Libby moved to the Australian Capital Territory to study forest ecology and management at the Australian National University in Canberra after growing up in Tasmania.
“I have always had a strong interest in environmentally sustainable land and forest management,” she said.
“Growing up in northern Tasmania during the 1970’s and 1980’s, it was hard for me to avoid the environmental conflict that occurred.
“The conflict helped my understanding of the value of environmental, social and economic sustainability in Tasmania and how forest management can play a key role in this.
“I jumped at the opportunity to study and then work as a researcher in this sector.”
Libby worked with Forestry Commission of Tasmania as a leader on a project researching tree decline in the Midlands. Her work with Forestry Commission was largely based on a direct seeding approach to revegetation.

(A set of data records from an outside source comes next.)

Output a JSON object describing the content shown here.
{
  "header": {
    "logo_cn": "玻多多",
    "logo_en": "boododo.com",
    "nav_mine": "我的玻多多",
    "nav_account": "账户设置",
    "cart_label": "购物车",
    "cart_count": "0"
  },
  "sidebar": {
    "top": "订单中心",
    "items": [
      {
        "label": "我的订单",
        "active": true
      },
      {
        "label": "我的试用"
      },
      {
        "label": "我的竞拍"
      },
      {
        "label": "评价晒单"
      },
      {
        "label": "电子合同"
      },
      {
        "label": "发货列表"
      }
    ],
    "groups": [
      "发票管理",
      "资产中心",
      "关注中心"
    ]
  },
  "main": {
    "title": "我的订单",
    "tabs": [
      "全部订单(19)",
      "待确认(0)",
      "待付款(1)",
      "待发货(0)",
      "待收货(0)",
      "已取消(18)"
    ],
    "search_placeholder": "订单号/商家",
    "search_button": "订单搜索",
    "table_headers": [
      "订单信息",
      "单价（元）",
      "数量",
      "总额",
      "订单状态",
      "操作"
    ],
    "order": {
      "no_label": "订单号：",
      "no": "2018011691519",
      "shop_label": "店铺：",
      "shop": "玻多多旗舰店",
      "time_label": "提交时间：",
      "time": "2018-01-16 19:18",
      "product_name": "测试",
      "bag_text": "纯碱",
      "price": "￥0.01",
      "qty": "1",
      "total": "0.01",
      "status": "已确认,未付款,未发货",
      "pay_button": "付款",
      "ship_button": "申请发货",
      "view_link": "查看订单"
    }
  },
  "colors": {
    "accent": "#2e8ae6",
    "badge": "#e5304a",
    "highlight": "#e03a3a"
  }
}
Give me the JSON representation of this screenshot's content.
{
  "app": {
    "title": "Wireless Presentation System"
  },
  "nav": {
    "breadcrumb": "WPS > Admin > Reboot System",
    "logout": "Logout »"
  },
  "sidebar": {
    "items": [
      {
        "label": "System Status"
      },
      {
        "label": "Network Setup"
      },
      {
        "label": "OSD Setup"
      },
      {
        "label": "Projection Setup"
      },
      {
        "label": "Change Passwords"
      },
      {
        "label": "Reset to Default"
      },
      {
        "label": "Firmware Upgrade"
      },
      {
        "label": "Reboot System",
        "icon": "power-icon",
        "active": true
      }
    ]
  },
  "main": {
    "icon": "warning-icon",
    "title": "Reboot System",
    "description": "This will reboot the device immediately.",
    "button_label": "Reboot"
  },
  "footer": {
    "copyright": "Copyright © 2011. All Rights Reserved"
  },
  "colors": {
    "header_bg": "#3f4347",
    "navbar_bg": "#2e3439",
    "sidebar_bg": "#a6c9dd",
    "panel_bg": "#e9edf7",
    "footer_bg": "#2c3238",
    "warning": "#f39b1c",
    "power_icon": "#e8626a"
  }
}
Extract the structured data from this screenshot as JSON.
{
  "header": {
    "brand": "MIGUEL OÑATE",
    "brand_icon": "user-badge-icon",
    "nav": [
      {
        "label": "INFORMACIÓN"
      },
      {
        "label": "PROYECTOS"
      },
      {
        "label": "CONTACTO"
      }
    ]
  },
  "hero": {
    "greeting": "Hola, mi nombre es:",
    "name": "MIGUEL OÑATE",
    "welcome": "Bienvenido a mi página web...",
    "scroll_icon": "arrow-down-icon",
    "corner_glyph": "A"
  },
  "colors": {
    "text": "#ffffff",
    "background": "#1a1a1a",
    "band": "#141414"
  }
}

In 1990, Libby started her PhD with the with the Cooperative Research Centre for Temperate Hardwood Forestry.
“My PhD focused on developing pruning regimes for solid wood production from eucalypt plantations,” she said.
“We took a mechanistic approach and focused on understanding the levels of leaf loss. Leaf loss was likely to reduce growth and dominance in a stand.”
Libby and her team set up scaffolding around pruned and unpruned trees, and used the scaffolding to abseil down the tree, measuring photosynthesis, leaf and branch development and water relations.
The data were then used in models of tree and forest growth, and to develop pruning prescriptions based on the relationship between amount of crown removed and tree growth.
This foundation put Libby in good stead for subsequent work on the impacts of leaf loss from pests/diseases on plantation productivity, which she did as part of two subsequent forestry CRCs.
In her career, Libby has also spent a lot of time examining our environment on a larger scale.
“I have also led projects examining climate change risks, impacts and adaption options for our plantation forestry sector,” she said.
“I was heavily involved in CSIRO’s contribution to a SIEF-funded project examining CO2 responsiveness of eucalypts, where the objective was to pick the winners and losers in a high CO2 world.”
Libby has reflected on the Tasmanian forest industry today, noting significant changes throughout her life.
“I am appreciative of the long history of research in Tasmania into the impacts of native forest harvesting on biodiversity, water and soils, and more recently on growing eucalypts in plantations.,” she said.
“This provides important data to support activities such as natural capital accounting.”
Libby said that seeing the recent examples of the industry banding together to achieve a common goal is great.
“I think that there is good opportunity for the forest industry to work together to promote its environmental credentials,” she said.